His colleague, Peter Kazimir, also mentioned "approaching the peak rate value" and noted that the pause in September would not mean the end of the tightening cycle. He added that the maximum rate value, which will remain for most of the next year, is close. Therefore, the decline of the euro currency should continue. This week, there will be a lot of important reports from overseas, and if they turn out to be weak, the euro may have the opportunity to rise. However, we expect the downward movement to continue in the medium term.
As of August 1st, the average volatility of the euro/dollar currency pair over the last five trading days is 96 points, categorized as "average." However, such volatility was observed during trading on the previous Thursday. Over the next few days, it may decrease. Therefore, we expect the pair to move between the levels of 1.0888 and 1.1080 on Tuesday. An upward reversal of the Heiken Ashi indicator will indicate a new phase of the corrective movement.
Nearest support levels:
S1 - 1.0986
S2 - 1.0925
S3 - 1.0864
Nearest resistance levels:
R1 - 1.1047
R2 - 1.1108
R3 - 1.1169
Trading recommendations:Currently, the EUR/USD pair remains below the moving average. Maintaining short positions with targets at 1.0925 and 1.0888 is recommended until the Heiken Ashi indicator shows an upward reversal. Long positions will only be relevant after the price is firmly established above the moving average line, with targets at 1.1080 and 1.1108.
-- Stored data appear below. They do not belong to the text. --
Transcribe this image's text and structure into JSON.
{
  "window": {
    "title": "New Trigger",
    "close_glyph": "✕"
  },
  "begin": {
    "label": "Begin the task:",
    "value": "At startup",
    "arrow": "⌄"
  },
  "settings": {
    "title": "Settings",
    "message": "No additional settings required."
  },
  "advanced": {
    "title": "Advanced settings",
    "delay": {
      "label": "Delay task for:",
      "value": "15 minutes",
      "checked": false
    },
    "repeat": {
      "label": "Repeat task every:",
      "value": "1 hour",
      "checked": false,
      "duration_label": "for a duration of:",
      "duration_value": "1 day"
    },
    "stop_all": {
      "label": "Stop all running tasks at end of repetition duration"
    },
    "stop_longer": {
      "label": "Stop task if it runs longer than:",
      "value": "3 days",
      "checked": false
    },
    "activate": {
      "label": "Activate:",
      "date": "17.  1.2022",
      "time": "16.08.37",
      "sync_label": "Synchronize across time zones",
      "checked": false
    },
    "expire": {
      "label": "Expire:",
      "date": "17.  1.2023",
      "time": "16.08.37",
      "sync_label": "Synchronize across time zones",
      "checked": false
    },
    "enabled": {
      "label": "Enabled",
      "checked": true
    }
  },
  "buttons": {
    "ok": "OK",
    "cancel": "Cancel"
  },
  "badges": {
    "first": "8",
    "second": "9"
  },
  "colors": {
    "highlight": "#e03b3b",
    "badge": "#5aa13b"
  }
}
Explanations for the illustrations:Linear regression channels help in determining the current trend. If both channels are directed in the same direction, it indicates a strong trend.
The moving average line (settings 20.0, smoothed) defines the short-term trend and the trading direction.
Murray levels are the target levels for movements and corrections.
Volatility levels (red lines) represent the probable price channel within which the pair is expected to move in the next 24 hours based on the current volatility indicators.
The CCI indicator: its entry into the oversold zone (below -250) or the overbought zone (above +250) indicates an upcoming trend reversal in the opposite direction.